What was the one thing you wished you were better prepared for? I wish I had practiced swahili more. At the clinic it was the sole language, and it was frustrating to not be able to communicate to the doctors and nurses that I too was a medical professional and knew what to do. So i ended up being pretty quiet and working with my hands instead, which wasn’t so bad. I know they appreciated my help with deliveries and cleaning and maintaining the ward.
Any tips for future volunteers… (clothing, travel, personal items, donations, sightseeing etc)
Come without any expectations. Go with it, don’t complain about the little things, and enjoy truly getting to know the people that live there.

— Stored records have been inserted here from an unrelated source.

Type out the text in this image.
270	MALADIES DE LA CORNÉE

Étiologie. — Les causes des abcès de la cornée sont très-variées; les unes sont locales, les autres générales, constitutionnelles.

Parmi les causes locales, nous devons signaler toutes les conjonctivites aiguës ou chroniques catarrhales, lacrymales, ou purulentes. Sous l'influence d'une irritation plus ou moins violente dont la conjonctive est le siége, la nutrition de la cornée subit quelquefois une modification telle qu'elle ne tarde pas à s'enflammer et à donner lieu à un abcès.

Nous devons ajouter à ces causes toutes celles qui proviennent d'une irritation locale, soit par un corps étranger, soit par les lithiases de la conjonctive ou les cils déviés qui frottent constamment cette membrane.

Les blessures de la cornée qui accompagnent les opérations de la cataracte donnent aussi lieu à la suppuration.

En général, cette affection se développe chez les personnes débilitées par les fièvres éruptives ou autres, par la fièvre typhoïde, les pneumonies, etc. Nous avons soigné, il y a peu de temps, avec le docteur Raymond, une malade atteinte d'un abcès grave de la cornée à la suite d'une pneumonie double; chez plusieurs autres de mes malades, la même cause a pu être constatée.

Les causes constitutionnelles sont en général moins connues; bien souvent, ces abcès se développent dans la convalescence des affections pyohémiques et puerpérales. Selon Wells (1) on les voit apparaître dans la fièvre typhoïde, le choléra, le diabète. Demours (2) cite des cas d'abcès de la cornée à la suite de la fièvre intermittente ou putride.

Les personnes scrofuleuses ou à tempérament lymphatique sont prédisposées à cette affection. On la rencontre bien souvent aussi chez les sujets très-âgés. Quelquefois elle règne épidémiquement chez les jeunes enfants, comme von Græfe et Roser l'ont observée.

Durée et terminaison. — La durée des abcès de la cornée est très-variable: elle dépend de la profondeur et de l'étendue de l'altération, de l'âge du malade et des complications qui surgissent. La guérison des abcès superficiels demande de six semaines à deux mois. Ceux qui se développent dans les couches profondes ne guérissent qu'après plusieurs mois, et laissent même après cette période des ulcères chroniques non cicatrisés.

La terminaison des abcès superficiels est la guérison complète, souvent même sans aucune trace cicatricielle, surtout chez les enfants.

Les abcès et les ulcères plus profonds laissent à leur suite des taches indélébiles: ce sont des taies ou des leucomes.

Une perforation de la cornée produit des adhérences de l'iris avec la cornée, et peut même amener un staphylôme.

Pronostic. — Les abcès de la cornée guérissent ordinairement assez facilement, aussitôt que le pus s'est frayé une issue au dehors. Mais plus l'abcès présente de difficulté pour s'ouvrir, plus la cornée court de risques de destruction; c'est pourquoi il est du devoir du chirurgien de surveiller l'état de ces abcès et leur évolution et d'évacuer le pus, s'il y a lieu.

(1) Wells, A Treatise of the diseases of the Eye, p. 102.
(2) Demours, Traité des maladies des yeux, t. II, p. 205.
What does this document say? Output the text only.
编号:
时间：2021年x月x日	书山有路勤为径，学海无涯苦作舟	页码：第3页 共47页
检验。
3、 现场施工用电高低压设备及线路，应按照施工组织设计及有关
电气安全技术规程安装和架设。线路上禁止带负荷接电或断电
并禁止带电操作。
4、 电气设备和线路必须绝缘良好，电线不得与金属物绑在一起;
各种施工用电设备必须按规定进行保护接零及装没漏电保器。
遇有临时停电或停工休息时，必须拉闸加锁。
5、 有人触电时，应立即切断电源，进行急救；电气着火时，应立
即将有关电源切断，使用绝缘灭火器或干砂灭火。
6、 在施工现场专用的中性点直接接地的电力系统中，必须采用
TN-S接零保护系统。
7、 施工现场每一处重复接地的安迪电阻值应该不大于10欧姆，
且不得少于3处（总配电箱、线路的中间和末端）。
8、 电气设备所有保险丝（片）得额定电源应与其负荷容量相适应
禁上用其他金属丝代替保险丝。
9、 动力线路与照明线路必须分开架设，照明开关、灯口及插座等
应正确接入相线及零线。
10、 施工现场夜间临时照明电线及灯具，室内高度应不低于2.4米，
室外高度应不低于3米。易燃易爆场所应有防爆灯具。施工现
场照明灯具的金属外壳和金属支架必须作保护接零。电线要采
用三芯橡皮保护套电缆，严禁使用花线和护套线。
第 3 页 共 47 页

Personal Paragraph (ABV Program Testimonial):
The two months I spent in Tanzania were some of the best if my life. I didn’t know what to expect going in, or how I would be able to use my nursing skills to help in this area, but I was pleasantly surprised every day in ways I couldn’t have imagined. The country itself is beautiful; cornfields and coffee farms, a view of Mt Meru from my backyard… everywhere I turned there was beautiful landscape and enormous, luscious greenery. The people of Tanzania were truly some of the most gracious, generous, humorous, and kind people I have ever met. From neighbors, to complete strangers I was greeted respectfully and warmly everywhere I went. The friends I made who worked harder and made less than I did, who had tiny homes and large families, were always the first to extend their hand and offer friendship, food, or anything I needed. I learned so much from the people who lived there. Although life for them is unspeakably difficult, they seem to live their lives with a kind of joy that people who have everything in the US can’t seem to achieve. From the food, to the music, to the strangeness of it all, I had a wonderful and fulfilling time. It was a very hands on experience for me, and I am grateful to the doctors and nurses who helped me get my bearings and showed me how they did things (however different) in the clinic. They welcomed me in, put me to work, and always thanked me for my efforts at the end of each day. It was shocking to see just how little resources the clinic had, and how behind the times some of the practices are, but the staff work very hard and there was no question that they were doing the best they could under the circumstances. The experience made me appreciate all the things I was without for two months–hospital supplies, sanitation, reliable power, drinking water, my friends and family… But more importantly it gave me a look into a culture that is all about helping one another and living your life, however hard, with joy in your heart. My host family and coworkers taught me to slow down my pace, enjoy the moment, laugh at myself, and give whatever you have to offer, because we are all in this life together, we have to look out for one another.